34 thoughts on “What’s it like living in Spain…

  1. I love about Spain is that you can go into the sea around April and onward until October 🙂 it is so much better than i.e. Thuringen where it is raining almost every day, but I have to admit as a Hungarian I am quite used to the sun, but when I was living there I had to buy a new sunglasses in January 🙂

    Liked by 1 person

  2. I love Spain, the weather there and especially the sangria. and let’s not forget the sun, the beaches, all you ladies there …

    Mmmmmmmmm. I really like Spain. 🙂

    Liked by 1 person

      1. I live outside Castellon, more close to Tarragona, than to Castellon. I have seen many beautiful beaches here, but please check out, so you can assure yourself to find a beach, as you like. We have both sand and stone beaches here.

        Liked by 1 person

  3. With myself living in Central Ontario I can very much identify with your words. Although I have never been to Spain, I have heard our “winters” would be much different here than what Spain would encounter.

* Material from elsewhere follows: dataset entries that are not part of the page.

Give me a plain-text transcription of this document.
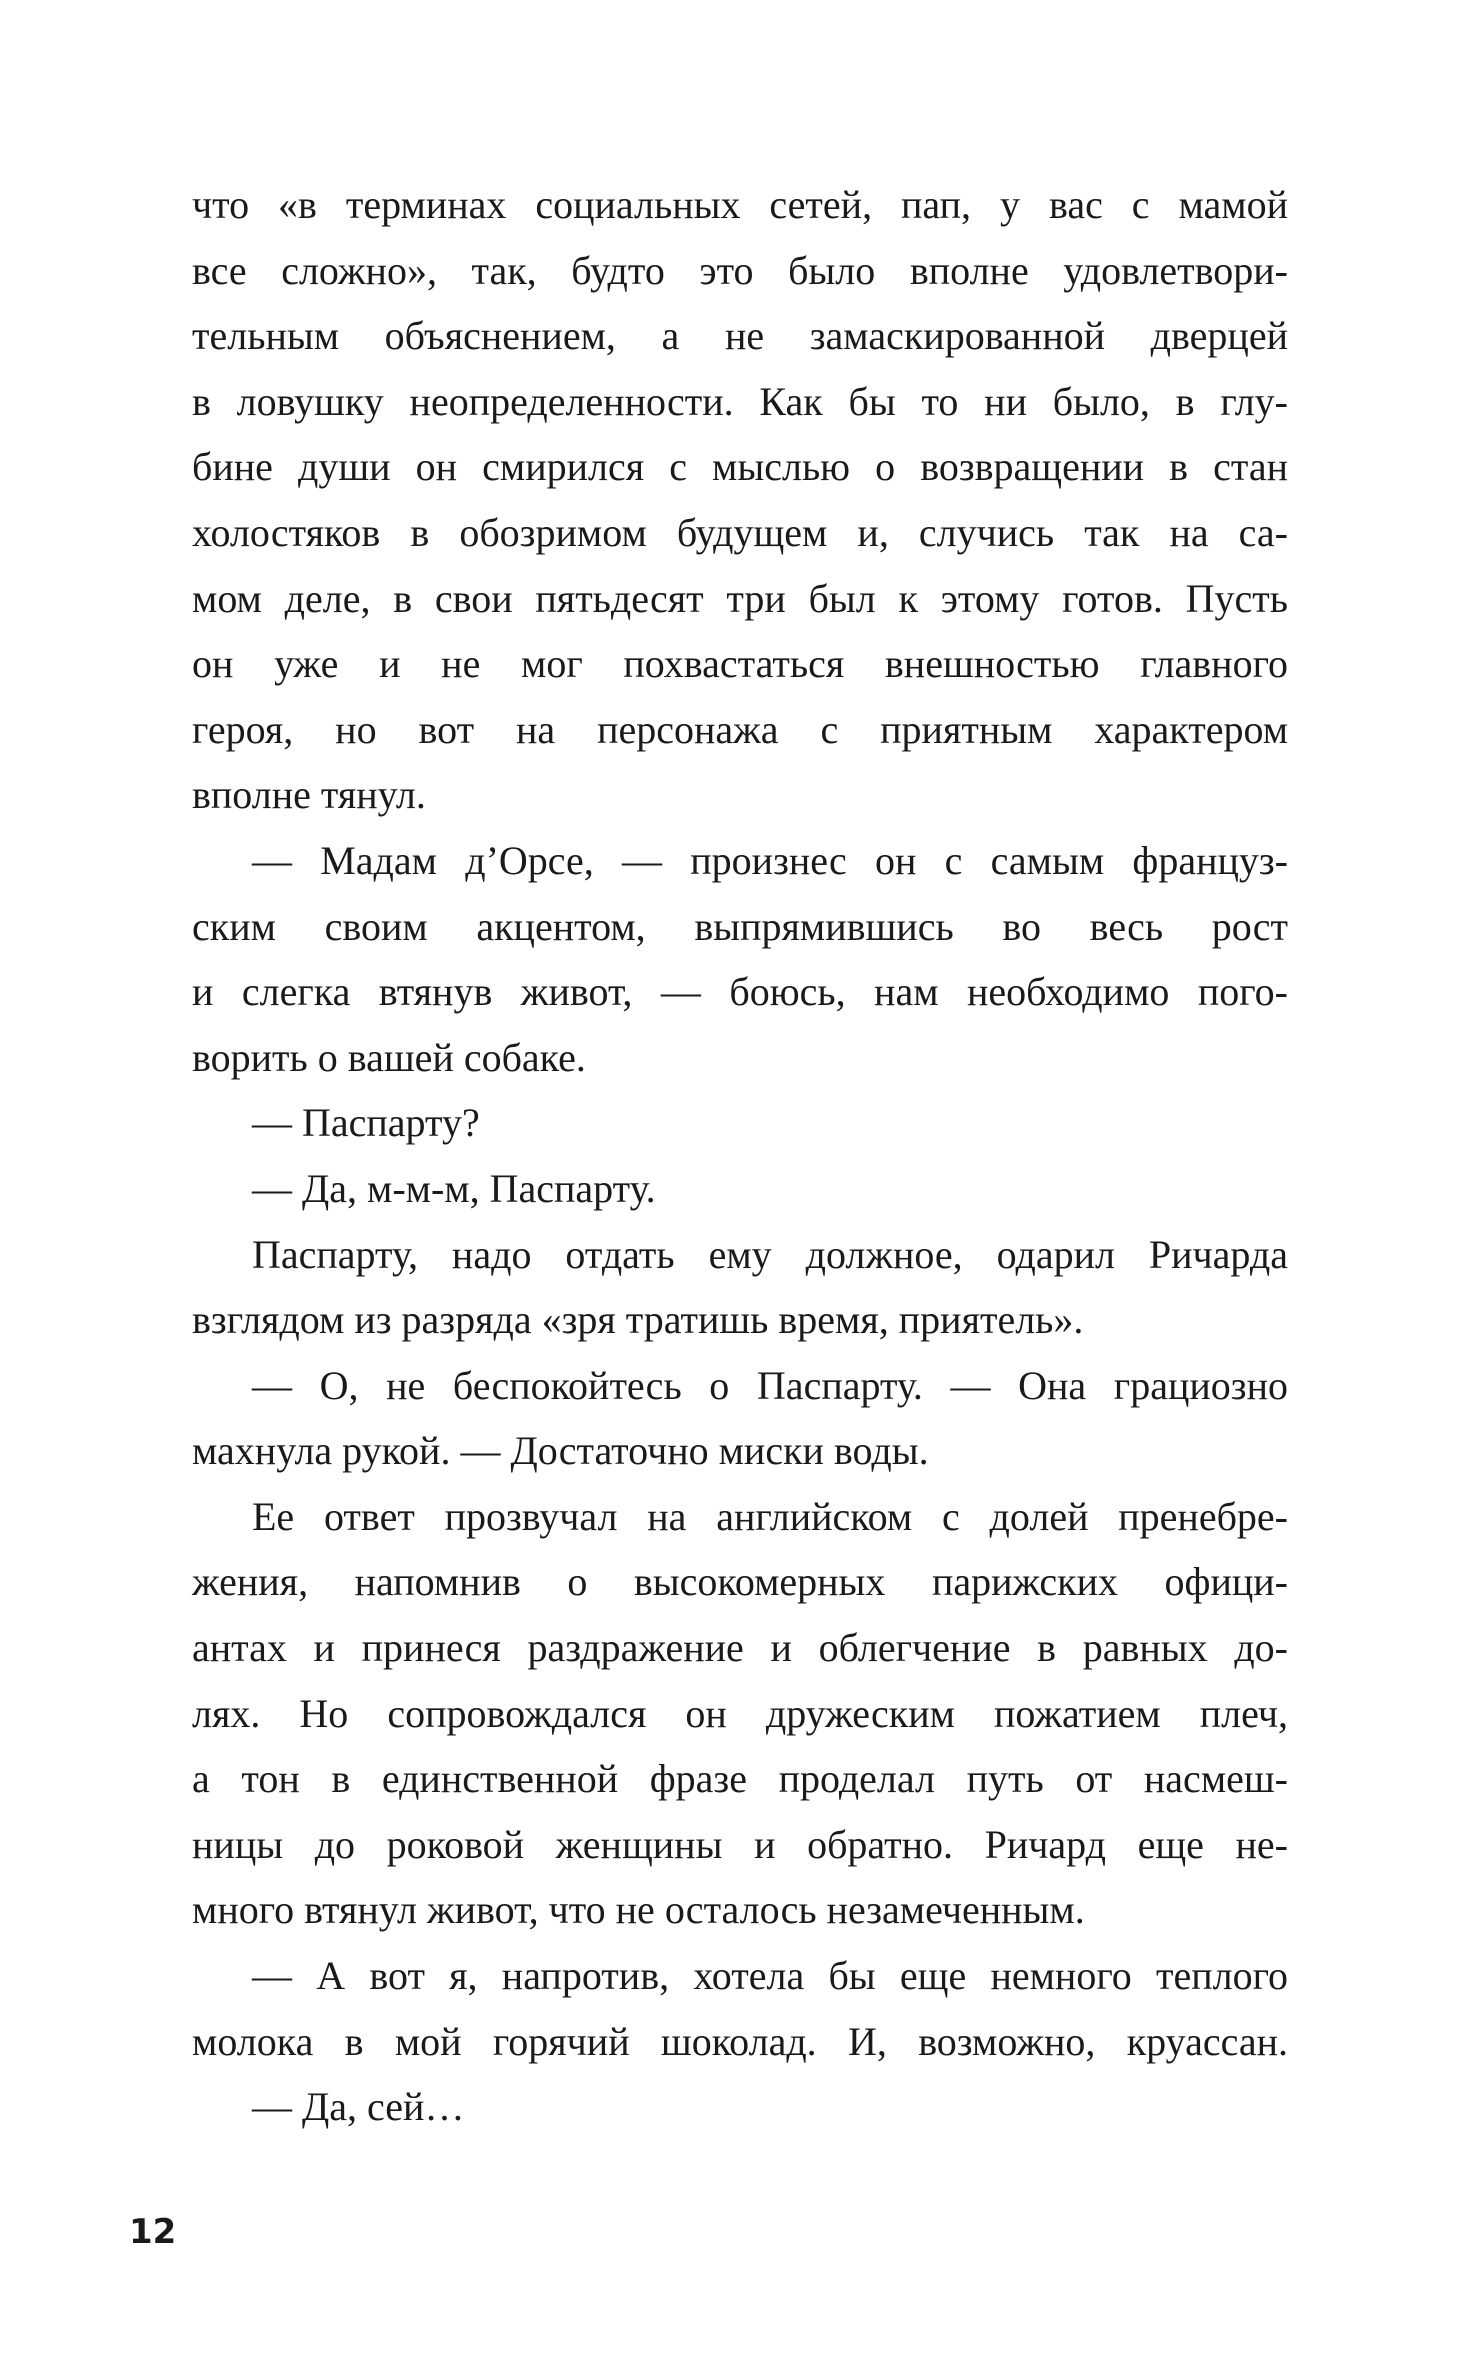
что «в терминах социальных сетей, пап, у вас с мамой
все сложно», так, будто это было вполне удовлетвори-
тельным объяснением, а не замаскированной дверцей
в ловушку неопределенности. Как бы то ни было, в глу-
бине души он смирился с мыслью о возвращении в стан
холостяков в обозримом будущем и, случись так на са-
мом деле, в свои пятьдесят три был к этому готов. Пусть
он уже и не мог похвастаться внешностью главного
героя, но вот на персонажа с приятным характером
вполне тянул.
— Мадам д’Орсе, — произнес он с самым француз-
ским своим акцентом, выпрямившись во весь рост
и слегка втянув живот, — боюсь, нам необходимо пого-
ворить о вашей собаке.
— Паспарту?
— Да, м-м-м, Паспарту.
Паспарту, надо отдать ему должное, одарил Ричарда
взглядом из разряда «зря тратишь время, приятель».
— О, не беспокойтесь о Паспарту. — Она грациозно
махнула рукой. — Достаточно миски воды.
Ее ответ прозвучал на английском с долей пренебре-
жения, напомнив о высокомерных парижских офици-
антах и принеся раздражение и облегчение в равных до-
лях. Но сопровождался он дружеским пожатием плеч,
а тон в единственной фразе проделал путь от насмеш-
ницы до роковой женщины и обратно. Ричард еще не-
много втянул живот, что не осталось незамеченным.
— А вот я, напротив, хотела бы еще немного теплого
молока в мой горячий шоколад. И, возможно, круассан.
— Да, сей…
12
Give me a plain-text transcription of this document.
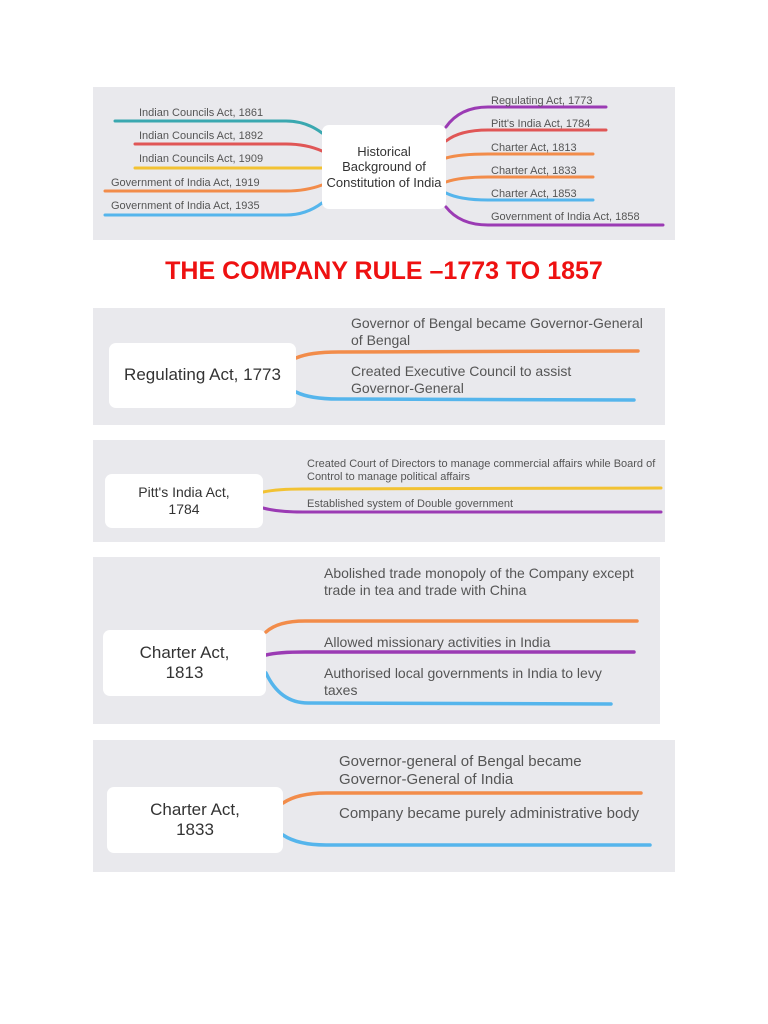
Historical Background of Constitution of India
Indian Councils Act, 1861
Indian Councils Act, 1892
Indian Councils Act, 1909
Government of India Act, 1919
Government of India Act, 1935
Regulating Act, 1773
Pitt's India Act, 1784
Charter Act, 1813
Charter Act, 1833
Charter Act, 1853
Government of India Act, 1858
THE COMPANY RULE –1773 TO 1857
Regulating Act, 1773
Governor of Bengal became Governor-General of Bengal
Created Executive Council to assist Governor-General
Pitt's India Act, 1784
Created Court of Directors to manage commercial affairs while Board of Control to manage political affairs
Established system of Double government
Charter Act, 1813
Abolished trade monopoly of the Company except trade in tea and trade with China
Allowed missionary activities in India
Authorised local governments in India to levy taxes
Charter Act, 1833
Governor-general of Bengal became Governor-General of India
Company became purely administrative body
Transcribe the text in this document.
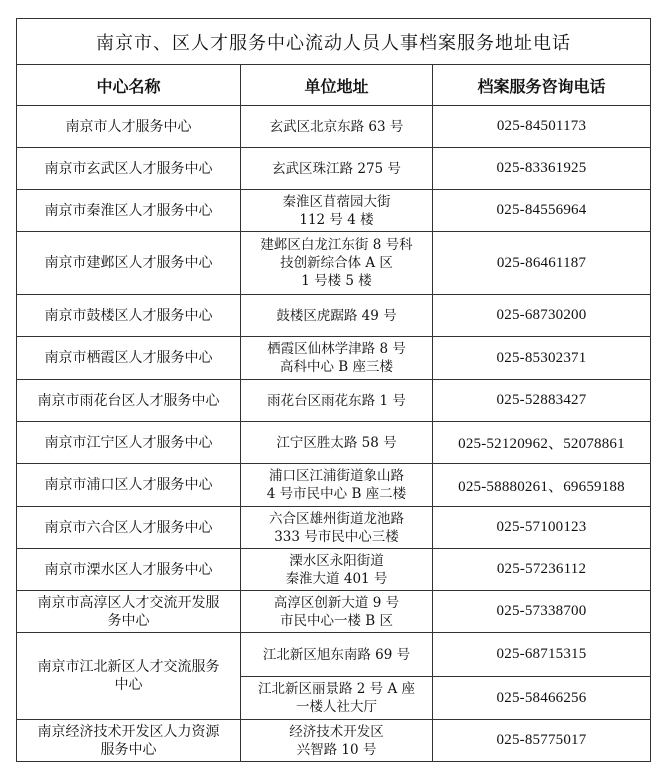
南京市、区人才服务中心流动人员人事档案服务地址电话		
中心名称	单位地址	档案服务咨询电话
南京市人才服务中心	玄武区北京东路 63 号	025-84501173
南京市玄武区人才服务中心	玄武区珠江路 275 号	025-83361925
南京市秦淮区人才服务中心	秦淮区苜蓿园大街
112 号 4 楼	025-84556964
南京市建邺区人才服务中心	建邺区白龙江东街 8 号科
技创新综合体 A 区
1 号楼 5 楼	025-86461187
南京市鼓楼区人才服务中心	鼓楼区虎踞路 49 号	025-68730200
南京市栖霞区人才服务中心	栖霞区仙林学津路 8 号
高科中心 B 座三楼	025-85302371
南京市雨花台区人才服务中心	雨花台区雨花东路 1 号	025-52883427
南京市江宁区人才服务中心	江宁区胜太路 58 号	025-52120962、52078861
南京市浦口区人才服务中心	浦口区江浦街道象山路
4 号市民中心 B 座二楼	025-58880261、69659188
南京市六合区人才服务中心	六合区雄州街道龙池路
333 号市民中心三楼	025-57100123
南京市溧水区人才服务中心	溧水区永阳街道
秦淮大道 401 号	025-57236112
南京市高淳区人才交流开发服
务中心	高淳区创新大道 9 号
市民中心一楼 B 区	025-57338700
南京市江北新区人才交流服务
中心	江北新区旭东南路 69 号	025-68715315
	江北新区丽景路 2 号 A 座
一楼人社大厅	025-58466256
南京经济技术开发区人力资源
服务中心	经济技术开发区
兴智路 10 号	025-85775017
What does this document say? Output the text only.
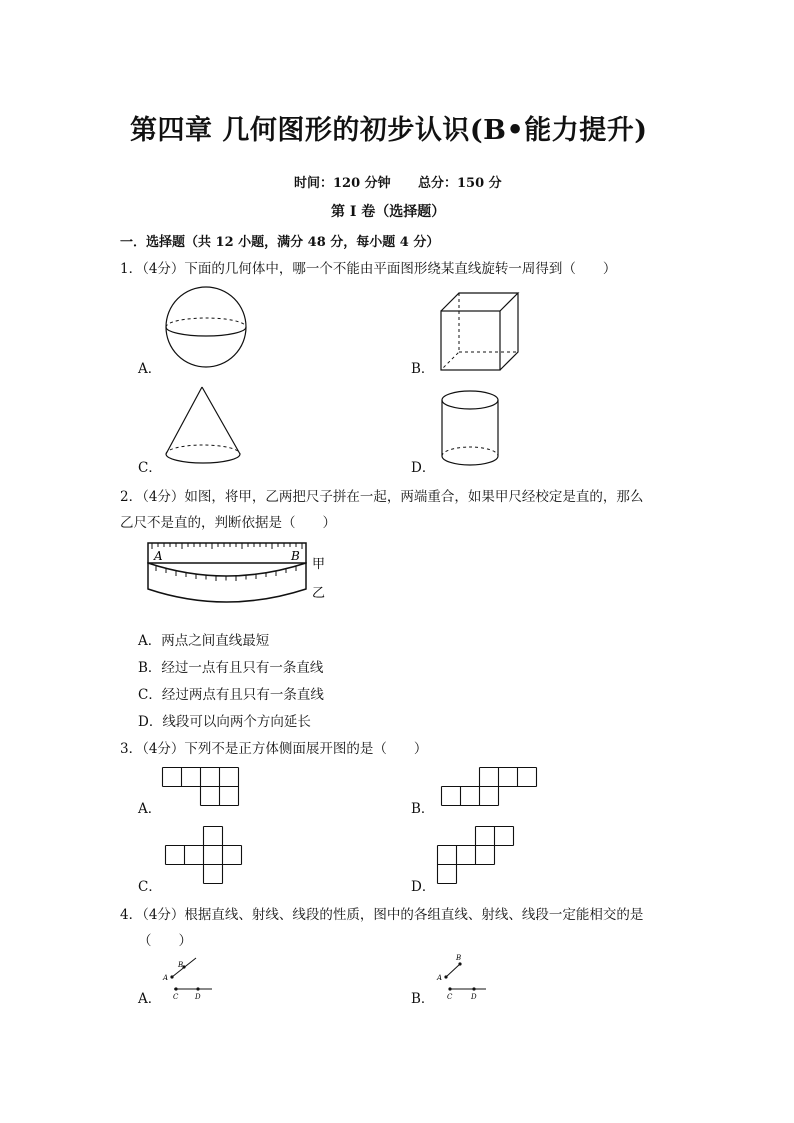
第四章 几何图形的初步认识(B•能力提升)
时间：120 分钟 总分：150 分
第 I 卷（选择题）
一．选择题（共 12 小题，满分 48 分，每小题 4 分）
1．（4分）下面的几何体中，哪一个不能由平面图形绕某直线旋转一周得到（　　）
A．	B．
C．	D．
2．（4分）如图，将甲，乙两把尺子拼在一起，两端重合，如果甲尺经校定是直的，那么
乙尺不是直的，判断依据是（　　）
A	B
甲
乙
A．两点之间直线最短
B．经过一点有且只有一条直线
C．经过两点有且只有一条直线
D．线段可以向两个方向延长
3．（4分）下列不是正方体侧面展开图的是（　　）
A．	B．
C．	D．
4．（4分）根据直线、射线、线段的性质，图中的各组直线、射线、线段一定能相交的是
（　　）
A．
A
B
C D	B．
A
B
C	D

    It is springtime here now and yesterday we hit a “balmy” 6 degrees Celsius. With the sun out it felt SOOOO warm, and after our winter was like t -shirt weather. 🙂

    Liked by 2 people

  4. Yes, even in the Banana Belt of Canada, i.e. Windsor (across the river from me, as I type), you don’t see palm trees. And in Spain I guess you can visit all those places with a sign saying “Ernest Hemingway slept (drank) here.” Ernie was originally from Michigan, but liked the sunny clime of Spain better, I guess.

    Liked by 1 person

    1. Ha ha, I guess Hemingway did prefer sunny days more and I don’t blame him! By the way, I have never heard of the “Banana Belt” of Canada. Does that make me an ignorant Canadian…? Thanks for the history lesson Tom!

      Liked by 1 person

      1. There’s a small national park south of Windsor, Pt. Pelee National Park. It’s a peninsula that juts out into Lake Erie and is Canada’s southernmost point. When i’ve hiked there, I’ve actually seen cactus plants. Must be the only place in Canada with cacti!

        Liked by 1 person

  5. I just came back from a week in Mexico, which was sunny all day every day. That’s quite a change for a person from Seattle, a rainy city that has been experiencing an unusually wet spring. I met a lot of Seattleites who were thrilled to be down there, but I the hot weather just made me wilt. I was born to live in Seattle, because I’d take cold and wet over unrelenting heat. I’m so glad that you found a place you enjoy! Thanks for the follow. I look forward to reading more of your blog!

    Liked by 1 person

    1. Hi Naomi! I know what you mean, I’m from Halifax, NS, where we have grey skies and wet weather most days. I feel nostalgic sometimes. BUT, all I can say that it didn’t take me long to get used to Spain’s sunny days all around! Thanks for taking the time to comment on my post! Looking forward to reading more of your blog!

      Liked by 1 person

      1. HI Shamim, I remember visiting Halifax as a little girl. We went to Montreal for Expo ’67, and then went on to visit the Maritime Provinces. On a very steep downhill, somehow the big aluminum cover went flying off our tent trailer, and we managed to stop traffic for while we recovered it and tied it back on. Looking forward to reading more of your posts too!

        Liked by 1 person

      2. It was summertime. Every summer my widowed mother would take the seven of us on a road trip for the whole summer, camping and eating peanut butter sandwiches, and we would explore a region of Canada and/or the US. That summer we saw the Maritime Provinces and all the New England states. I loved Quebec, and Nova Scotia, Prince Edward Island, Cape Breton. You have a beautiful homeland!